Archive for Physics Nobel Prize

Nobel Prize for Physics Speculation

Posted in Biographical, The Universe and Stuff with tags , , , on October 4, 2021 by telescoper

Just  to mention that tomorrow morning (October 5th 2021) will see the announcement of this year’s Nobel Prize for Physics. I must remember to make sure my phone is fully charged…

I do, of course, already have a Nobel Prize Medal of my own already, dating from 2006, when I was lucky enough to attend the prize-giving ceremony and banquet.

I was, however, a guest of the Nobel Foundation rather than a prizewinner, so my medal is made of chocolate rather than gold. I think after 15 years the chocolate is now inedible, but it serves as a souvenir of a very nice weekend in Stockholm!

I have a spectacular bad track record at predicting the Physics Nobel Prize winner. Most pundits have, actually. I certainly didn’t see the last two coming. I couldn’t resist having a go again however.
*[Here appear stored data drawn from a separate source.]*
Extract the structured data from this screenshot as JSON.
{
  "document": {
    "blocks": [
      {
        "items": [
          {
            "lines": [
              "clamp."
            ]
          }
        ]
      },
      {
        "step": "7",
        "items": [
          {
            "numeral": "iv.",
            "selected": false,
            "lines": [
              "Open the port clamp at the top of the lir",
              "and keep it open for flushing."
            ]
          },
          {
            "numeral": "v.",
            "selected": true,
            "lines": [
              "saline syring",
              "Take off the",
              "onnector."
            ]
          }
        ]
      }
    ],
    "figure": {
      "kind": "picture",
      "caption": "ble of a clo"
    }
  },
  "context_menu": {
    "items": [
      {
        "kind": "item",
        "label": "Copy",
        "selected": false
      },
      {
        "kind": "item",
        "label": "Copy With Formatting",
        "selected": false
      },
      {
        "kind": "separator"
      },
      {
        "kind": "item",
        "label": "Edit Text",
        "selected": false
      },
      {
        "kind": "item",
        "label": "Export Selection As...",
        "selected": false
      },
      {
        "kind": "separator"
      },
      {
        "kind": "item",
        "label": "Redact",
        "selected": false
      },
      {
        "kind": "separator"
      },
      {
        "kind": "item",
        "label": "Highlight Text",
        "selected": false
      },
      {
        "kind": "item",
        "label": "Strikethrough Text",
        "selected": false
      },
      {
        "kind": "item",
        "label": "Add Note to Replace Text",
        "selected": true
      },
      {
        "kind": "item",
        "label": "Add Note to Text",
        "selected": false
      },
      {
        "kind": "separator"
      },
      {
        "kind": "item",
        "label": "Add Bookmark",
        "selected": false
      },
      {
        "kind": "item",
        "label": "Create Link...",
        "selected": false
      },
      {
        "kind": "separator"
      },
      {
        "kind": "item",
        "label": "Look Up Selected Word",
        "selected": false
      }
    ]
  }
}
It’s been a good few years for cosmology and astrophysics, with Jim Peebles (2019), Roger Penrose, Andrea Ghez & Reinhard Genzel (2020) following on from Kip Thorne, Rainer Weiss and Barry Barish (2017) for the detection of gravitational waves.  Although I said so last year only to be proved wrong, I think it’s very unlikely that it will be in this area again. I have no idea who will win but if I had to take a punt I would suggest  Alain Aspect, Anton Zeilinger and John Clauser for their Bell’s inequality experiments and contributions to the understanding of quantum phenomena, including entanglement. I’m probably wrong though.

Feel free to make your predictions through the comments box below.

To find out you’ll have to wait for the announcement, around about 10.45 (UK/Irish time) tomorrow morning. I’ll update tomorrow when the wavefunction has collapsed.

Anyway, for the record, I’ll reiterate my opinion that while the Nobel Prize is flawed in many ways, particularly because it no longer really reflects how physics research is done, it does at least have the effect of getting people talking about physics. Surely that at least is a good thing?

UPDATE: Unsurprisingly, I was wrong again. The 2021 Nobel Prize for Physics goes to Syukuro Manabe and Klaus Hasselmann (1/4 each) and Giorgio Parisi (1/2). Manabe and Hasselmann were cited for their work in “the physical modeling of Earth’s climate, quantifying variability and reliably predicting global warming”. The second half of the prize was awarded to Parisi for “the discovery of the interplay of disorder and fluctuations in physical systems from atomic to planetary scales.” Congratulations to them all!

Nobel Prize for Physics Matters

Posted in Biographical, The Universe and Stuff with tags , , , , on October 1, 2018 by telescoper

I’ve been a bit tied up writing lecture notes and participating in telecons today, so I’ve just got time for a little post to mention that tomorrow morning (October 2nd 2018) will see the announcement of this year’s Nobel Prize for Physics.

I do, of course, already have a Nobel Prize of my own, dating from 2006, when I was lucky enough to attend the prize-giving ceremony and banquet.

I was, however, a guest of the Nobel Foundation rather than a prizewinner, so my medal is made of chocolate rather than gold. Still, it was a very nice weekend!

I have no idea who will win the Physics Nobel Prize tomorrow. If you have any suggestions please put then forward through the comments box.

I’d say there’s an outside chance that there might be an award for the discovery of exoplanets, as that has certainly altered humanity’s perception of its place in the Universe. It’s by no means obvious to me who should win it, however. Possibilities are Possible winners include Didier Queloz, Aleksander Wolszczan, Dale Frail, and Michel Mayor, but which? It may also be too soon after the gravitational waves prize last year. Perhaps it’s time for something less exotic this year? To find out you’ll have to wait for the announcement, around about 10.45 (UK/Irish time) tomorrow morning.

Anyway, for the record, I’ll reiterate my opinion that while the Nobel Prize is flawed in many ways, particularly because it no longer really reflects how physics research is done, it does at least have the effect of getting people talking about physics. Surely that at least is a good thing?

UPDATE: And the winner is…

One half to Arthur Askey Ashkin, and the other half jointly to Gérard Mourou and Donna Strickland, for “groundbreaking inventions in the field of laser physics.”

So there are you are. The rumours were, as usual, completely wrong.

Oh, and Donna Strickland is the first woman to win the physics Nobel since Maria Goeppert-Mayer in 1963. Congratulations to her, and indeed to all this year’s winners!